Health care premiums for domestic employees of Wal-Mart Stores Inc. will rise in the next year.
Wal-Mart's most popular health insurance plan is going up by a couple of dollars a month as the retail giant seeks to manage costs ahead of the Affordable Health Care Act, and Wal-Mart employees, not surprisingly, aren't happy.
Reuters reports that Wal-Mart's U.S. employees will pay between 8 and 36 percent more in premiums for coverage beginning in 2013. Its most popular plan, which covers individuals, will cost $2 more per bi-weekly paycheck.
Wal-Mart has about 1.4 million U.S. workers, and many of them already are saying they'll have to drop their coverage. From Reuters:
Still, Wal-Mart said average costs its employees will bear should only rise about 4.4 percent in 2013, due to the elimination of some high premium plans, its move to offer free heart and spine surgery to most employees at six health care centers, and provision of other services, such as access to a healthcare advisor. That is less than the 9 percent average increase expected for all American workers next year, according to a study by human resources firm Aon Hewitt, though it isn't clear whether the figures are comparable.

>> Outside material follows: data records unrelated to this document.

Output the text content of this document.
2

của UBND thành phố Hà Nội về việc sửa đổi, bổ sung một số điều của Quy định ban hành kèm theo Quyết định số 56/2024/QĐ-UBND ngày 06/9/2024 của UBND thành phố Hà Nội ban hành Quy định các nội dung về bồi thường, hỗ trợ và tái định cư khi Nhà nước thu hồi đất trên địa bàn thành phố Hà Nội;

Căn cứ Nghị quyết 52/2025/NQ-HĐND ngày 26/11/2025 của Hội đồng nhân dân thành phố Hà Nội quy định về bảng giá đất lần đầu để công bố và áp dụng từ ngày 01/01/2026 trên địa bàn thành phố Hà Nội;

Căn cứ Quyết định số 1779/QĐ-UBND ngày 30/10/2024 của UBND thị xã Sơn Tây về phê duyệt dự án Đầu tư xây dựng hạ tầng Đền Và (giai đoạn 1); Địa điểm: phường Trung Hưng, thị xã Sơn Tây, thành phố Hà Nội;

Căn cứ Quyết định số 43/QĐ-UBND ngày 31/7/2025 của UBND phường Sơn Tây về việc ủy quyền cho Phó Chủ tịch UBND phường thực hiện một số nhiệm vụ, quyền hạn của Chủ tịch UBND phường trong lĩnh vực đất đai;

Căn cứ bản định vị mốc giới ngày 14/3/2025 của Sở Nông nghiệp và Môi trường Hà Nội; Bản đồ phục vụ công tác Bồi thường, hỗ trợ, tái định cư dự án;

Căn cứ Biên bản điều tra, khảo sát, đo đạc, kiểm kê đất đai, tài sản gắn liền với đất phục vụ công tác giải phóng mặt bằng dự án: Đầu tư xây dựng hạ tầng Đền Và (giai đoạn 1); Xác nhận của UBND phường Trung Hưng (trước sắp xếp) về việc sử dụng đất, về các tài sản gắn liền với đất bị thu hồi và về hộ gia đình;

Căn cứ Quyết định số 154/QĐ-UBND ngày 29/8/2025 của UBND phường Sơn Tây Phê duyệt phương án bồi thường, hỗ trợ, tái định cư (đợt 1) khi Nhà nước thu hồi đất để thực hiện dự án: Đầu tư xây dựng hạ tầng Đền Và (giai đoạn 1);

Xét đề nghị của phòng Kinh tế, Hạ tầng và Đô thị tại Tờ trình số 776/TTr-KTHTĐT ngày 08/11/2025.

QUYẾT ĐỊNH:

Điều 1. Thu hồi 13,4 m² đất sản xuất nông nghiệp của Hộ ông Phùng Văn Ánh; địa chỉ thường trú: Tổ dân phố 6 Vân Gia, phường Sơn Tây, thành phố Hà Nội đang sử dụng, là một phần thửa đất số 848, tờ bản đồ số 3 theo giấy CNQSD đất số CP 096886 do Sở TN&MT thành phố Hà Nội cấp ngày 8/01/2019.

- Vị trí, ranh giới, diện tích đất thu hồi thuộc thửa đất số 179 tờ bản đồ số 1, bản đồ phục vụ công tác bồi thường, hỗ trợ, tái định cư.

Reuters thinks Wal-Mart's plan could serve as a blueprint for other companies trying to manage costs while also figuring out how to deal with the coming health-care overhaul. Insurance premiums nationwide are expected to rise by an average of 6.3 percent in 2013, according to a report cited by Reuters. They have been rising by an average of more than 6 percent per year.
Should be an interesting next few weeks.